For these people the peasants who told these stories had very little control over the world, so as they passed their stories on from generation to generation something happened, their cultures changed, over and over again, so that the concerns and thoughts of the people changed, some of these changes took years, others where dramatic from conversions to new religions, famines that drove them from their homes, and invaders from other lands. And as these people changed so to did their stories, morphing and evolving, these stories that were passed from culture to culture from person to person would grow becoming a mean of the humanity from whence they came, and while such stories will always reflect the time that they come from they will reflect in some way thousands of years of human history, for the thoughts, fears, hopes, dreams, and lives of thousands if not millions of people back each story.
These people who told stories went through cycles, cycles of prosperity and of unparalleled poverty and horror, from times when starvation required the abandonment of children, to times when raging hoards from unknown lands destroyed everything that they held dear.
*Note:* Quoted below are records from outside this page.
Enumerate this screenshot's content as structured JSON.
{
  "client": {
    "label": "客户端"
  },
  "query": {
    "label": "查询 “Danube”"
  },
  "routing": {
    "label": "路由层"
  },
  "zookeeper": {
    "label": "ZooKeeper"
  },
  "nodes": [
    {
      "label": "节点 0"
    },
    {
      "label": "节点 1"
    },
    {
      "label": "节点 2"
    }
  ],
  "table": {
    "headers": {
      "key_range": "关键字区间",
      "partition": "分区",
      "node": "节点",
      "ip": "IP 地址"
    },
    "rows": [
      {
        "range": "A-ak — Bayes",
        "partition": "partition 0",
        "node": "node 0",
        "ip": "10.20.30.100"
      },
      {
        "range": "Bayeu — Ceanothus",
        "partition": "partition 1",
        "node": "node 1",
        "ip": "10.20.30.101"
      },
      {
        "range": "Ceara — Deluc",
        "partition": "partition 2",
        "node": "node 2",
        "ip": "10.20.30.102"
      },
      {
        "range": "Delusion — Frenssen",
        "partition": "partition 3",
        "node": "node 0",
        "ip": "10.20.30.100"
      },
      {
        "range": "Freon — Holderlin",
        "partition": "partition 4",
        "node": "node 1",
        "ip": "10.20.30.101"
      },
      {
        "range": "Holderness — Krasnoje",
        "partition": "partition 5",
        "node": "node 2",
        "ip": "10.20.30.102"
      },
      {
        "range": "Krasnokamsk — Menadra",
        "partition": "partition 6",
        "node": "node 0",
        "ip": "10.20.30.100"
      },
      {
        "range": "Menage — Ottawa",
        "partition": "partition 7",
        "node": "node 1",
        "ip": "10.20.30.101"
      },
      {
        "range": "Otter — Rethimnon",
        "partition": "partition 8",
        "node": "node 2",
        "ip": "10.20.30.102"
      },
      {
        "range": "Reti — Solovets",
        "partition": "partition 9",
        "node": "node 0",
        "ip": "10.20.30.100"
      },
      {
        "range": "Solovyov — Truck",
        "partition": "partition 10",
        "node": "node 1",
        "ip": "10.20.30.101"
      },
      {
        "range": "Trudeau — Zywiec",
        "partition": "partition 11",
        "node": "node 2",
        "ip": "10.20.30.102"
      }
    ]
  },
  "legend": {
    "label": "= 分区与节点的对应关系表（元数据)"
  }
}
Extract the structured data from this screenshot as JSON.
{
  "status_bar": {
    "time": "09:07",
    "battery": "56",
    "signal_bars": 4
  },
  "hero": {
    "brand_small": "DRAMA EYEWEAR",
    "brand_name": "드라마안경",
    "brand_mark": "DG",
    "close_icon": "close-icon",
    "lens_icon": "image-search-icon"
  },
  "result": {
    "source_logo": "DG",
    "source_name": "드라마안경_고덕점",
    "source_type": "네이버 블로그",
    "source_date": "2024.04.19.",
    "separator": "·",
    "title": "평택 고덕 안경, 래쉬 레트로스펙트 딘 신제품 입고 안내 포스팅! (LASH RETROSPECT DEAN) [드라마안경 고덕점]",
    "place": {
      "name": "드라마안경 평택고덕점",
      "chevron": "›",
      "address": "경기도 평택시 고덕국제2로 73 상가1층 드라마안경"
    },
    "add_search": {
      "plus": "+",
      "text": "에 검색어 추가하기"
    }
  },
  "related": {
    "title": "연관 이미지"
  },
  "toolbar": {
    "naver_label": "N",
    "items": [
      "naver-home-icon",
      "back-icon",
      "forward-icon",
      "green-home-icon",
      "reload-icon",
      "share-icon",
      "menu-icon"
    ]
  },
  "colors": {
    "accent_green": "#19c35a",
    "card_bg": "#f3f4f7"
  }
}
Diseases swept the villages, with unknown causes the illnesses killed half the population prompting philosophers to advice parents not to get close to their children.
At the same time these people experience triumph as they built a Renaissance, found room to dream, had children they loved, and a spouse who loved them. Many of these people even experienced the courage to stand up against the darkness, to overthrow their lords and to hope for a better future.
This is the world of fairy tales, a strange world of magic and unparalleled human emotion. These stories are often the raw uncensored fears of the humans who created them, from dark woodlands to cannibals, incest, and wicked stepmothers, these stories tell of human history and human thought as few other things can. For as means of humanity folktales are not the thoughts and aspirations of one person but of generations upon generations of people. And each person has their own hopes, fears, and dreams. The fact that so many people have touched on fairy tales makes their interpretation in the historical purposes very difficult. For many symbols that made the first story significant have been altered, or taken out completely, replaced by new thoughts and ideas. Interpretation then is a puzzle one pieced together by looking at history, and culture, as much as at the story itself.